Early on, in an act of creative defensiveness, he hired a Yiddish comic from vaudeville to heckle him – to yell comments like “Come on Solomon, for God’s sake, smile, it makes you look sexy” – hoping the resulting exchange would make him appear more natural. Later, he booked a succession of impressionists who skewered his stiff onstage persona. Will Jordan built a career on this, coming on the show and replicating the Sullivan trademark arms-crossed gesture, contorting his face as if he had just sucked a lemon. “Tonight on our rilly big show we have 702 Polish dentists who will be out here in a few moments doing their marvelous extractions…” The audience roared and Ed laughed along, though in truth he had never used the phrase “really big show” in quite that way. Attempting to imitate Jordan’s imitation of himself, he kept mangling the words, only growing comfortable with the phrase later.

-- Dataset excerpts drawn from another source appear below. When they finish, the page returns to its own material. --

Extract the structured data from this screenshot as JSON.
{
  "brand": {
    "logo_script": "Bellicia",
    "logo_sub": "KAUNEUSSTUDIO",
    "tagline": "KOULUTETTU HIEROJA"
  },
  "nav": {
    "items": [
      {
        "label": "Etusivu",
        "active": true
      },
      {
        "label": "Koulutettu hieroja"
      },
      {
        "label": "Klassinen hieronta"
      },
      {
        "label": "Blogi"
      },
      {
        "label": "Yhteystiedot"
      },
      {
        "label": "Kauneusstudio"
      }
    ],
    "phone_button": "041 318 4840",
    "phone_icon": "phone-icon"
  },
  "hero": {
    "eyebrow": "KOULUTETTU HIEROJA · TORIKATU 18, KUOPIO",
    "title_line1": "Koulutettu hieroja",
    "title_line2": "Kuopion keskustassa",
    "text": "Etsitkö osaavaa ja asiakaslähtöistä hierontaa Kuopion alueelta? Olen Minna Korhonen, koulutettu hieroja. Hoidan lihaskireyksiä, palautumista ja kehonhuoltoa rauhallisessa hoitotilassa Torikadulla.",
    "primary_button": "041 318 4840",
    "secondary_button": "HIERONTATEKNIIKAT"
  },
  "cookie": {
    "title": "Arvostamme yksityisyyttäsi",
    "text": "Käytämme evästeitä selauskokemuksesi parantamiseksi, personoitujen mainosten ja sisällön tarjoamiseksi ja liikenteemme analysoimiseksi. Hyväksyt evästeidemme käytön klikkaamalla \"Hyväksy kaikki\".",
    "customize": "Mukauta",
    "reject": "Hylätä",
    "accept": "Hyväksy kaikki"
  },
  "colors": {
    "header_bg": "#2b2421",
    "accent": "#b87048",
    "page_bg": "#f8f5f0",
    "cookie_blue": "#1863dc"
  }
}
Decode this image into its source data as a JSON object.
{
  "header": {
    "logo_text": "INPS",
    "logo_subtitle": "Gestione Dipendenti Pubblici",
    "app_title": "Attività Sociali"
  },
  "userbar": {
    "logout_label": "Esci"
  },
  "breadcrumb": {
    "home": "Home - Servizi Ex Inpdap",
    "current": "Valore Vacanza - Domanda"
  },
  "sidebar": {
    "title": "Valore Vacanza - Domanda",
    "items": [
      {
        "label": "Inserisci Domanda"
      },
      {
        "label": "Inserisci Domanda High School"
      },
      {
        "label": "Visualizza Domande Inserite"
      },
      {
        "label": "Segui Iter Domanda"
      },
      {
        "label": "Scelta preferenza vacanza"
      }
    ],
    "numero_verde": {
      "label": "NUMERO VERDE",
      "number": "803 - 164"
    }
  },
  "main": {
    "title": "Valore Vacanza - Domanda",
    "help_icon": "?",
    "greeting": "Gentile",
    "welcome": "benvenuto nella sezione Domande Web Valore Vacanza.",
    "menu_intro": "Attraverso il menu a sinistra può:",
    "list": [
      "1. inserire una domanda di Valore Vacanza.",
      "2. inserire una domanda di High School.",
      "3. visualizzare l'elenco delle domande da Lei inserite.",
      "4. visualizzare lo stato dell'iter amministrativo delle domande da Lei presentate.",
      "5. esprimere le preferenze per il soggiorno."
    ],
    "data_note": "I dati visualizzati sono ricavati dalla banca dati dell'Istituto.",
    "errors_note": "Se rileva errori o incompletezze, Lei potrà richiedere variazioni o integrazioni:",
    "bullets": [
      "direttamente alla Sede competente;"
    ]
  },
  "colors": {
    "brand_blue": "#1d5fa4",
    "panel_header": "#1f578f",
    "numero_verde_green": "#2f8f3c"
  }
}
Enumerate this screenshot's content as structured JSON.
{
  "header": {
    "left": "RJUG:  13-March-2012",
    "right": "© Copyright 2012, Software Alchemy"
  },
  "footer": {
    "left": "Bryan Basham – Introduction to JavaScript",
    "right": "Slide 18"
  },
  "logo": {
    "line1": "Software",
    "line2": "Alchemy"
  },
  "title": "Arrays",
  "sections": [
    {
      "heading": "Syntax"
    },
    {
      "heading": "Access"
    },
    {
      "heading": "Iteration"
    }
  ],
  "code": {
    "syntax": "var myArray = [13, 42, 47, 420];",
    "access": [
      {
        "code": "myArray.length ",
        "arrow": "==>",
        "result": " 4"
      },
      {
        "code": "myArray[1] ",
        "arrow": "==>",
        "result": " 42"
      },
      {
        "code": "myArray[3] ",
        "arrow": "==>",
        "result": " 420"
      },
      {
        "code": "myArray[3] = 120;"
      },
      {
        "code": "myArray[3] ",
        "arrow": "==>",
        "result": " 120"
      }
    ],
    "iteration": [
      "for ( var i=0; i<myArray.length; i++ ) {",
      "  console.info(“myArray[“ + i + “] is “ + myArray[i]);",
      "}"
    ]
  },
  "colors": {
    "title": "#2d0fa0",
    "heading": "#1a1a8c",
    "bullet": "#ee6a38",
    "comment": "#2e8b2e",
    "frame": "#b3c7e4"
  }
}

His persona as the maladroit master of ceremonies prompted Time magazine in 1955 to call him “about the longest shot ever to have paid off in show business." That may have been true if he was merely the stone-faced host the impressionists lampooned. What many observers missed was his real role: the man behind the curtain, the show producer, the shaper, the impresario who assumed dictatorial control. His talent lay not in being a charismatic emcee – which he certainly was not – but in his ability to understand a changing audience. “Public opinion,” he explained, “is the voice of God." In the end he had understood that voice so well and so long that The Ed Sullivan Show was not just a success but an institution. All of his original competitors, Milton Berle, Bob Hope, Eddie Cantor, Jerry and Dino – the list goes on – saw their shows cancelled. But Sullivan ran non-stop from 1948 to 1971, from Harry Truman to Jim Morrison, from the arrival of television to man on the moon. In human terms that’s a generation, but in TV years it’s closer to an epoch.